Justo enfrente de la casa de mi abuelo había una casa pequeña, rodeada de siete pinos. Cuando había viento las puntas de los pinos se movían de acá para allá, parecía que se estuvieran sacudiendo las ramas viejas. Esa casa se la regalaron mis otros abuelos a mi padre. Fue el último regalo que le hicieron, y esa ofrenda ayudó a mis padres a estabilizar su vida. Los estantes de los supermercados no estaban tan altos, la luz ya no se cortaba y apagaba continuamente. Lo mejor de vivir en una ciudad serrana era que se podía jugar en la calle y en las veredas. Se podía pasar las tardes con los amigos, caminar de acá para allá, imaginar que se escalaban las sierras, esconderse debajo de los pocos autos que estaban estacionados. La ruta principal era un tajo incrustado entre una sierra y otra, un tajo que se llenaba de autos sólo en ciertos horarios y, sobre todo, en ciertas épocas. Durante esos periodos, las personas viajaban montadas en sus autos sin detenerse. Viajaban con niños trepados encima, valijas detrás, la mirada puesta delante, como si todos nosotros fuésemos los últimos habitantes de un pueblo fantasma, como si hubiese algo de qué escapar pero nadie del pueblo se hubiese enterado.

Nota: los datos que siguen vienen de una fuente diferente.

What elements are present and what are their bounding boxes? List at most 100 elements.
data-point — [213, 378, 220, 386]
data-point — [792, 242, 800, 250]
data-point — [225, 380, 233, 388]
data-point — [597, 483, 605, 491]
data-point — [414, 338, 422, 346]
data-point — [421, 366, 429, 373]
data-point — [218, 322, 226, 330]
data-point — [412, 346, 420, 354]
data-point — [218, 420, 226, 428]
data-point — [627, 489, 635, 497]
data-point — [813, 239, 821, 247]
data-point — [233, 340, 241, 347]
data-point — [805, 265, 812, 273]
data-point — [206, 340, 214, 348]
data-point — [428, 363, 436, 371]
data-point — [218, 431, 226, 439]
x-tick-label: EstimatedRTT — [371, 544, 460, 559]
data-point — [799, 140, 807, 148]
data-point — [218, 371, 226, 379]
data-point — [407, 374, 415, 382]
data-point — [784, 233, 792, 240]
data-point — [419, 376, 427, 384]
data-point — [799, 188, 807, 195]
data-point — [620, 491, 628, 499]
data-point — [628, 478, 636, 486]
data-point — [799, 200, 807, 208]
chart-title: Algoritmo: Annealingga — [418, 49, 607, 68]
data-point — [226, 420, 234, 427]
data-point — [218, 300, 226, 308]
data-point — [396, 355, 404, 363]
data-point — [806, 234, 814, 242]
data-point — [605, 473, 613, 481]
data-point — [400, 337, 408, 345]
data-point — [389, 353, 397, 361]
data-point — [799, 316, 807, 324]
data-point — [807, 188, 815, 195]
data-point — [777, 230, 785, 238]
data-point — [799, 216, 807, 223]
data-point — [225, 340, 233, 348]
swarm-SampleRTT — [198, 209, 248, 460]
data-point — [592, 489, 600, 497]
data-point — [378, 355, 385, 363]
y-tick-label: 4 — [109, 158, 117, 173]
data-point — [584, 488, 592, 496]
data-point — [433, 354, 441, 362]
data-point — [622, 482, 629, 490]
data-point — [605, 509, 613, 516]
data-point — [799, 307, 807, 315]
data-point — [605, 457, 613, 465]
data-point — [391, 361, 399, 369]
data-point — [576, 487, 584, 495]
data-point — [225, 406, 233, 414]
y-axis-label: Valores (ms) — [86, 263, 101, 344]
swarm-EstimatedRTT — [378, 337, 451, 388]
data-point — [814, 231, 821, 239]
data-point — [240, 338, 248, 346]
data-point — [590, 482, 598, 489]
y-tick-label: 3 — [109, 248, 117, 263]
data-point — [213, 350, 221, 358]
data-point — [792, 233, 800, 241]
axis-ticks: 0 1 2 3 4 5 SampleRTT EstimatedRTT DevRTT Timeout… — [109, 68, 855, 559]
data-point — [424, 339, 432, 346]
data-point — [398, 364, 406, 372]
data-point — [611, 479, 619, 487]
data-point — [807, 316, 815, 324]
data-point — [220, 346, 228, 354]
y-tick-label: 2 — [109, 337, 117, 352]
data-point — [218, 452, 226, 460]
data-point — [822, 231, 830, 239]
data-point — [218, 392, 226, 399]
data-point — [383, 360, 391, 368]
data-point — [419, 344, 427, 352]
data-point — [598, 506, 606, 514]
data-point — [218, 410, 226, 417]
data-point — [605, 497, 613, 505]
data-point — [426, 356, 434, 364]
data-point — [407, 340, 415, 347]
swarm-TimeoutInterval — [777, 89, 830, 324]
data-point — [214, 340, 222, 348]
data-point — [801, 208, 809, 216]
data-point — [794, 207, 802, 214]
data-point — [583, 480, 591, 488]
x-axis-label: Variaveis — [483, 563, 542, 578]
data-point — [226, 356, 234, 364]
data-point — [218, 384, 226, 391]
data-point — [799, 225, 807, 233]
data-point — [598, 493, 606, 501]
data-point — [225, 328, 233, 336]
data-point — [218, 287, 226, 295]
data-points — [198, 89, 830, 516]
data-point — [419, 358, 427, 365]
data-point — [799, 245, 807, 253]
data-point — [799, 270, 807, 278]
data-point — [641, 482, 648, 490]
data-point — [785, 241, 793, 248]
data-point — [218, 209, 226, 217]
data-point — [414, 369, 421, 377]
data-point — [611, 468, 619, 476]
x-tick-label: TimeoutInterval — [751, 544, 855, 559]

Unos años más tarde, mi madre quedó embarazada otra vez. Ya tenía varios años dando clases en una escuela. Al principio viajaba mucho y llegaba muy cansada y se quedaba dormida en el sillón con la boca abierta. Luego fue acomodando sus horarios. Consiguió trabajo más cerca de la casa, tenía más tiempo, igual se quedaba con la boca abierta dormida en el sillón. Mi padre, mientras tanto, empezó a comerse a sí mismo: no sé cómo pasó eso, no sé quién o quiénes fueron responsables, ni cómo sucedió: sólo sé que ahí estaba mi padre comiéndose lentamente. Mi madre trabajaba, mis abuelos trabajaban, mi padre se comía. Incluso había partes de la casa que iban desapareciendo, quizás por una especie de “efecto mariposa”, como si se correspondieran con sus actos. Una vez, por ejemplo, llegaron unos tipos en una camioneta y preguntaron por mi padre. Mi madre les dijo que no estaba y los tipos se llevaron unos muebles. Otra vez llegaron dos tipos de traje y anteojos negros. Ni siquiera preguntaron nada. Mostraron unos papeles, empujaron la puerta, se llevaron el televisor, la heladera y más muebles: en uno de ellos mi hermana y yo teníamos guardada una caja con juguetes, pero ya no puedo recordar cómo eran. Supongo que eso es lo que sucede cuando uno guarda cosas: las protege de todos, incluso de los recuerdos.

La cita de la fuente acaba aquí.